Ha firmato fino al 30 giugno prossimo, ma, in cuor suo, sogna di restare anche per la prossima stagione?

«Sono talmente coinvolto e concentrato sul presente che al futuro non ci penso affatto. Mi basta e avanza quello che ho. Pensare di essere riconfermato a giugno, dopo un derby vinto e una posizione di classifica migliore sarebbe stupendo perché sognare fa bene. Ma ora piedi a terra».

 

Terzino. Cresciuto nel vivaio del Silea con in testa il mito di Karl-Heinz Schnellinger, la sua carriera di calciatore ha inizio nelle fila azzurre del Treviso.

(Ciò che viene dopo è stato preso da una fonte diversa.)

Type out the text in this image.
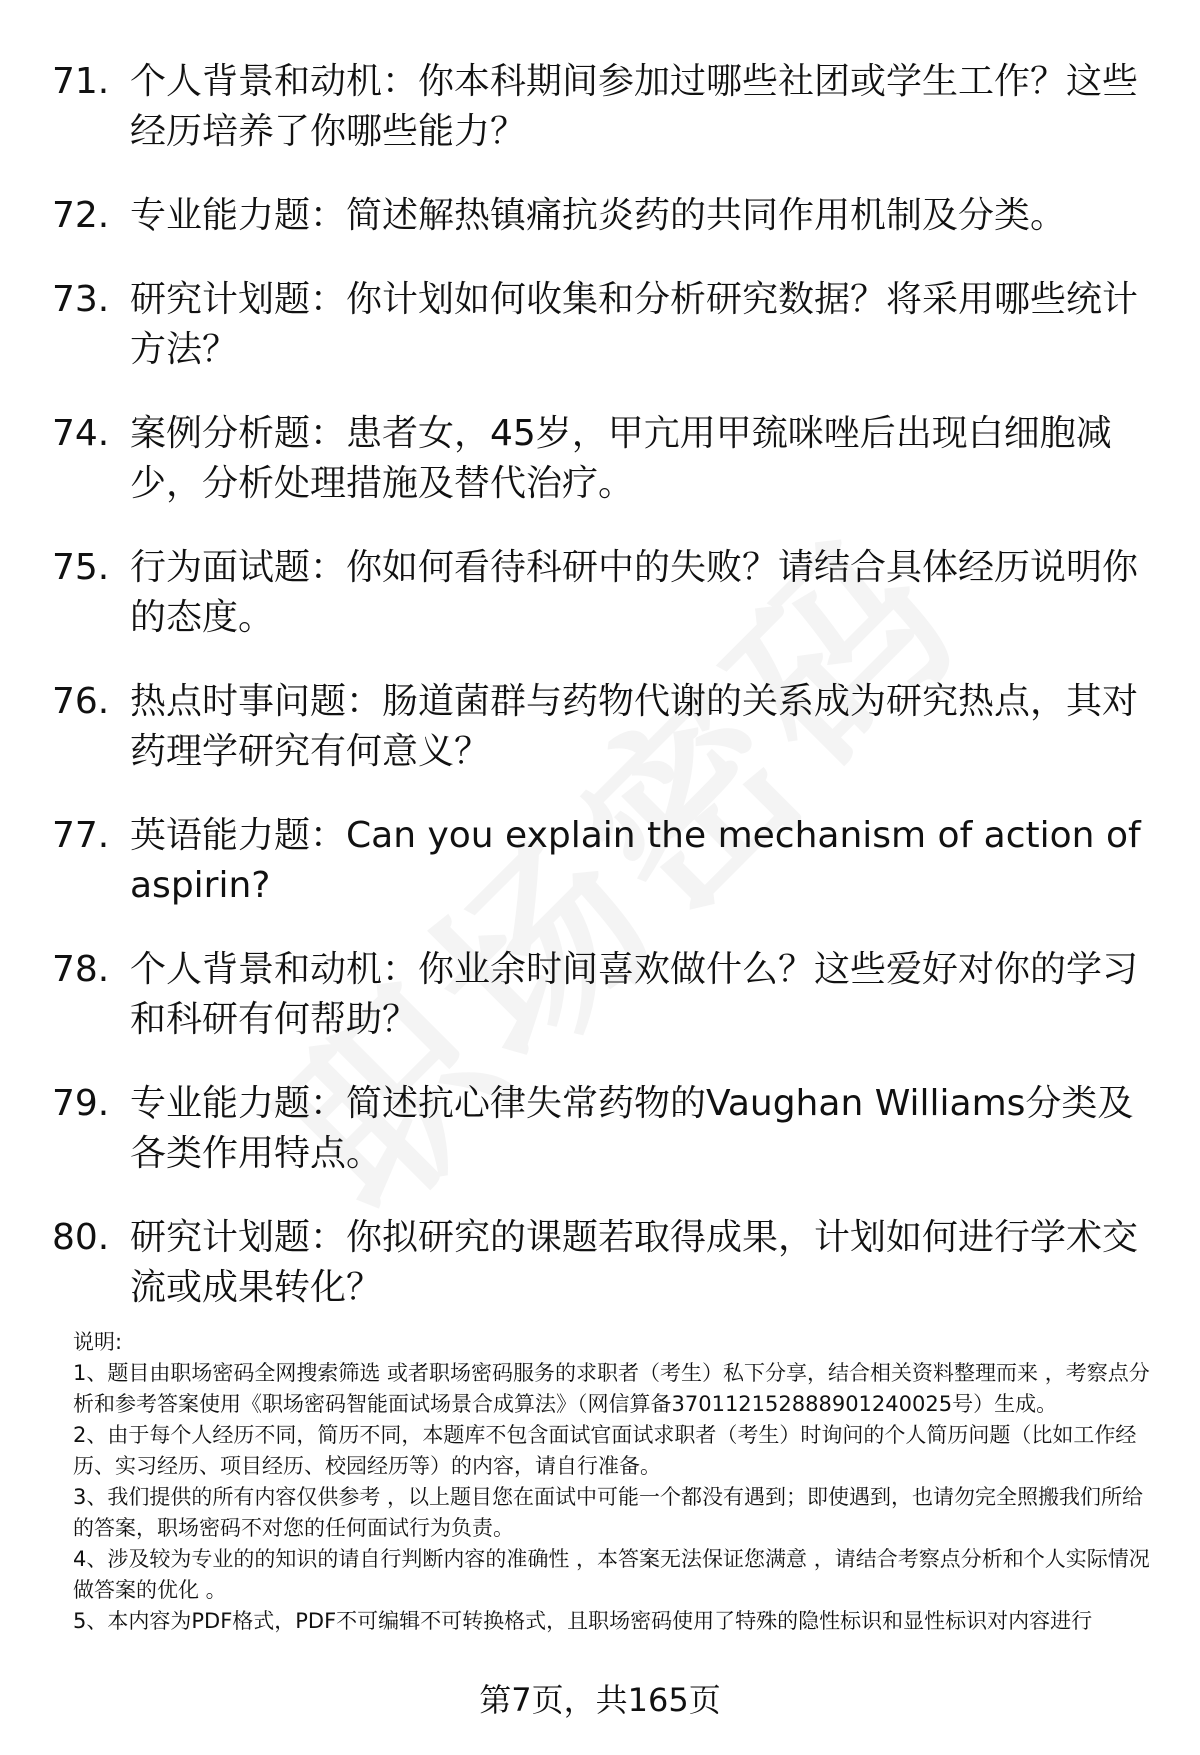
71. 个人背景和动机：你本科期间参加过哪些社团或学生工作？这些经历培养了你哪些能力？
72. 专业能力题：简述解热镇痛抗炎药的共同作用机制及分类。
73. 研究计划题：你计划如何收集和分析研究数据？将采用哪些统计方法？
74. 案例分析题：患者女，45岁，甲亢用甲巯咪唑后出现白细胞减少，分析处理措施及替代治疗。
75. 行为面试题：你如何看待科研中的失败？请结合具体经历说明你的态度。
76. 热点时事问题：肠道菌群与药物代谢的关系成为研究热点，其对药理学研究有何意义？
77. 英语能力题：Can you explain the mechanism of action of aspirin?
78. 个人背景和动机：你业余时间喜欢做什么？这些爱好对你的学习和科研有何帮助？
79. 专业能力题：简述抗心律失常药物的Vaughan Williams分类及各类作用特点。
80. 研究计划题：你拟研究的课题若取得成果，计划如何进行学术交流或成果转化？

说明:

1、题目由职场密码全网搜索筛选 或者职场密码服务的求职者（考生）私下分享，结合相关资料整理而来 ，考察点分析和参考答案使用《职场密码智能面试场景合成算法》（网信算备370112152888901240025号）生成。

2、由于每个人经历不同，简历不同，本题库不包含面试官面试求职者（考生）时询问的个人简历问题（比如工作经历、实习经历、项目经历、校园经历等）的内容，请自行准备。

3、我们提供的所有内容仅供参考 ，以上题目您在面试中可能一个都没有遇到；即使遇到，也请勿完全照搬我们所给的答案，职场密码不对您的任何面试行为负责。

4、涉及较为专业的的知识的请自行判断内容的准确性 ，本答案无法保证您满意 ，请结合考察点分析和个人实际情况做答案的优化 。

5、本内容为PDF格式，PDF不可编辑不可转换格式，且职场密码使用了特殊的隐性标识和显性标识对内容进行

第7页，共165页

Baffuto terzino destro vecchio stampo, arcigno e grintoso in marcatura e poco incline a sortite offensive, con le maglie di Avellino (1976/77), Atalanta (1977/78), Spal (1978/81), Verona (1981/82), Catanzaro (1982/83), Bari (1983/86), Cesena (1986/88) e Padova (1988/90) arriva a raggiungere quota 439 presenze ufficiali in carriera, 110 delle quali in Serie A, condite da 3 gol totali.

Crescita. Appese le scarpe al chiodo, proprio nel Padova, intraprende l'avventura in panchina. Qualche mese nel settore giovanile biancorosso basta al Treviso per fargli assaggiare la C2 (nel 1990), categoria con cui il neomister si confronta in altre due occasioni, a Trento (1991/93) e Fano (1993/94).

La crescita è graduale ma costante: Ravenna (1994/95), Gualdo (1995/96) e Fiorenzuola (1996/98) sono step intermedi di C1 prima dell'arrivo a Cesena (Serie B, 1998/99) e, soprattutto, a Lecce, dove nel 1999/00 fa il suo esordio da tecnico nel massimo campionato. L'approccio con la Serie A è entusiastico: i salentini conquistano la salvezza e l'allenatore trevigiano, eletto all'unisono come il migliore, riceve la Panchina d'Oro.

Subentri. Dopo un'altra salvezza, la terza annata leccese si conclude con un esonero, mitigato nell'autunno 2002 dalla chiamata della rinata Fiorentina dei Della Valle, allora Florentia Viola, in sostituzione di Pietro Vierchowod. A fine stagione ottiene la promozione in C1, trasformata in B dalla giustizia sportiva. Nel 2004 la separazione dai gigliati, tra il 2005 e il 2007 tre subentri poco fortunati a Brescia, Treviso e Messina.

Una buona annata è quella al Frosinone, Serie B 2007/08, tranquilla salvezza e nuova chiamata da parte del Brescia (2009), dove raggiunge i play-off ma perde la finale col Livorno. L'ultima esperienza è al Bellinzona, Super League svizzera, datata 2009/10.